Pros and Cons of DNA Technology 

DNA technology has proven to have several advantages. Through DNA technology, artificial insulin is produced to help diabetic people produce insulin (Zhang, Wohlhueter, & Zhang, 2016) . This has helped increase the life expectancy of diabetic people after diagnosis. Additionally, DNA technology has led to improvements in food production. Vegetables and fruits are more resistant to pest attacks due to genetic modifications. The advancements have also led to an increase in crop yields and production of crops with higher nutritional contents (Sussman, 2018). By using DNA technology, scientists have been working to produce new and improved vaccines. The vaccines are useful in protecting people against diseases such as cancer and diabetes. Despite the advantages, DNA technology has several drawbacks. The main drawback of DNA technology is its unethical nature. Critics argue that DNA technology goes against religious beliefs and the laws of nature by giving humans much control over the most crucial building blocks of life (Zhang, Wohlhueter, & Zhang, 2016) . Although multiple studies show that genetically modified foods are safe, many people worry about the safety of food and medicines used to modify them.

Paramedic Plants 

There are several plants that have been researched and tested to be of medicinal value. The parts of these plants, including flowers, leaves, seeds, stalks, stems, nuts, and roots, are widely used because of their health-enhancing and therapeutic properties (Wijesekera, 2018). The Chamomile flower is a paramedic plant that is commonly used as a sedative and anxiolytic for relaxation and anxiety. In Europe, it is used reducing inflammations, swelling, and healing of wounds (Tschofen et al., 2016) . Chamomile is produced by drying its flowers, which are then infused into hot water to make tea. The flowers are preserved by drying in the dark dry and warm space.

Another paramedic plant is the Echinacea, which is used to prevent and treat flu, colds, wounds, and infections. Echinacea medicine is produced from the seeds, stem, and different parts of the plant, which are dried at a moderate temperature of 21 to 26 degree Celsius (Tschofen et al., 2016) . The bud and leaves can be preserved by storing the dried parts in an outright container and a dark area. Feverfew is also a paramedic plant that is used to treat arthritis and prevent migraines (Wijesekera, 2017). It is also used to treat toothaches, menstruation problems, insect bites, infertility, and stomach aches. Feverfew medicine is produced from the leaves of the plant which are then stored in a jar and a cool, dark place for preservation.

Plant medicines have proven to be useful over many years and can be obtained from different species of plants in farms. They have financial, health, and society-wide benefits to people who use them. They are reliable and have healed different ailments through their remedies. However, I think that the development of plant medicines has not been supported by adequate research and scientific evidence.

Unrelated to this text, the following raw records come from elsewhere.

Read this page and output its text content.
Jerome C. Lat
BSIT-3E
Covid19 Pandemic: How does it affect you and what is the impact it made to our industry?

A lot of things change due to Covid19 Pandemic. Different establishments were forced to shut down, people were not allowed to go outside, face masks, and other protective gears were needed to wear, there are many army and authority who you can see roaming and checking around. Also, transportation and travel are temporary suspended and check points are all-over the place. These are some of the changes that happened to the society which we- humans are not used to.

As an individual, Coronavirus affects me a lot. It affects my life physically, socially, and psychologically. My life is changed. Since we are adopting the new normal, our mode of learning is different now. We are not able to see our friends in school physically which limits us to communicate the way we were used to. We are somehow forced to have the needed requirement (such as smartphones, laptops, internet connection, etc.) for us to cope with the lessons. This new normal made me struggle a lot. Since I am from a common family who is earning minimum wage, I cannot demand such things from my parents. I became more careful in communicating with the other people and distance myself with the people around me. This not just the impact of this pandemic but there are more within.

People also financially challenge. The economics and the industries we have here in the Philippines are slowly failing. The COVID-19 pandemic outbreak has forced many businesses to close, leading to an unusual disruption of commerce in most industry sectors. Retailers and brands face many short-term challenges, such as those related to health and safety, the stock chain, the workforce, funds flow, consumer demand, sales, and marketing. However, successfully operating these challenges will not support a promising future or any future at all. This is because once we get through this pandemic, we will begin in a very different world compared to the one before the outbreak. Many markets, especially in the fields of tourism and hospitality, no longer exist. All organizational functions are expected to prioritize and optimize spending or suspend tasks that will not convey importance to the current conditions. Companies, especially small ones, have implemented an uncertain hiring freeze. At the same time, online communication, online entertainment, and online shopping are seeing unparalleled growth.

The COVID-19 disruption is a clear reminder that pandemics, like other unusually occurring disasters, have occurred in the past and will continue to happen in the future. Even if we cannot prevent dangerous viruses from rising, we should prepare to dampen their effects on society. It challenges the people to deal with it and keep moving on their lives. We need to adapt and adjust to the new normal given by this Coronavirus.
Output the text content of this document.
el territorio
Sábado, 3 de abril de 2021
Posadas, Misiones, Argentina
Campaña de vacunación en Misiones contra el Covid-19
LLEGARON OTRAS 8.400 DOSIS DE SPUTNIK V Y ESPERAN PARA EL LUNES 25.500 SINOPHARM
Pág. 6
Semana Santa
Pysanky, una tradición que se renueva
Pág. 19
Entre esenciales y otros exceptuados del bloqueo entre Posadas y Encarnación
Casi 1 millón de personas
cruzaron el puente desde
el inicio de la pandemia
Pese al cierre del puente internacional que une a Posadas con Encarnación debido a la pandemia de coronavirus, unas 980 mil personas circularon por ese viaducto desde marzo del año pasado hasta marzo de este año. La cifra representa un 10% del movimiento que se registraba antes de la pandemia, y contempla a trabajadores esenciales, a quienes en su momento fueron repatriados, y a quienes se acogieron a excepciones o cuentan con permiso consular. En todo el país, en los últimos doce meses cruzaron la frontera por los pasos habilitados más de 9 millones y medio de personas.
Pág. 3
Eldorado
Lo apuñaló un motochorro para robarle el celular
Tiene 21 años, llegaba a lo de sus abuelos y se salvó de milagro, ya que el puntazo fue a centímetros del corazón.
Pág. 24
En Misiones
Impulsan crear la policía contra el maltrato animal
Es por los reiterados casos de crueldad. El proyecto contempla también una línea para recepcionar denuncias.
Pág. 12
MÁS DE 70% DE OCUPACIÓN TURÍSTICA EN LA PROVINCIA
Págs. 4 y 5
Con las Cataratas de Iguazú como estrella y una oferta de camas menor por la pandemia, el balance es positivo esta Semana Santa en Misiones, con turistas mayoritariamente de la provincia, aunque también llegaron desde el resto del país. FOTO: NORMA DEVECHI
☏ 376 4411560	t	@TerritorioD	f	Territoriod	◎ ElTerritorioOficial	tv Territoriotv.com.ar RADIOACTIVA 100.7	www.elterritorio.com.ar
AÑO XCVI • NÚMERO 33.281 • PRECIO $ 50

They also have poor drug processing practices and insufficient financing. Thus, they are a threat to the health safety of people and can cause substantial effects to people who consume them.

References

Sussman, I. (2018). 65 Years of The Double Helix: Could Watson and Crick have envisioned the true impact of their discovery?  Endocrine-related cancer ,  25 (8), E9-E11. 

Tschofen, M., Knopp, D., Hood, E., & Stöger, E. (2016). Plant molecular farming: much more than medicines.  Annual Review of Analytical Chemistry ,  9 , 271-294. 

Wijesekera, R. O. B. (2017). Plant-derived medicines and their role in global health. The Medicinal Plant Industry  (pp. 1-18). Routledge. 

Zhang, C., Wohlhueter, R., & Zhang, H. (2016). Genetically modified foods: A critical review of their promise and problems.  Food Science and Human Wellness ,  5 (3), 116-123.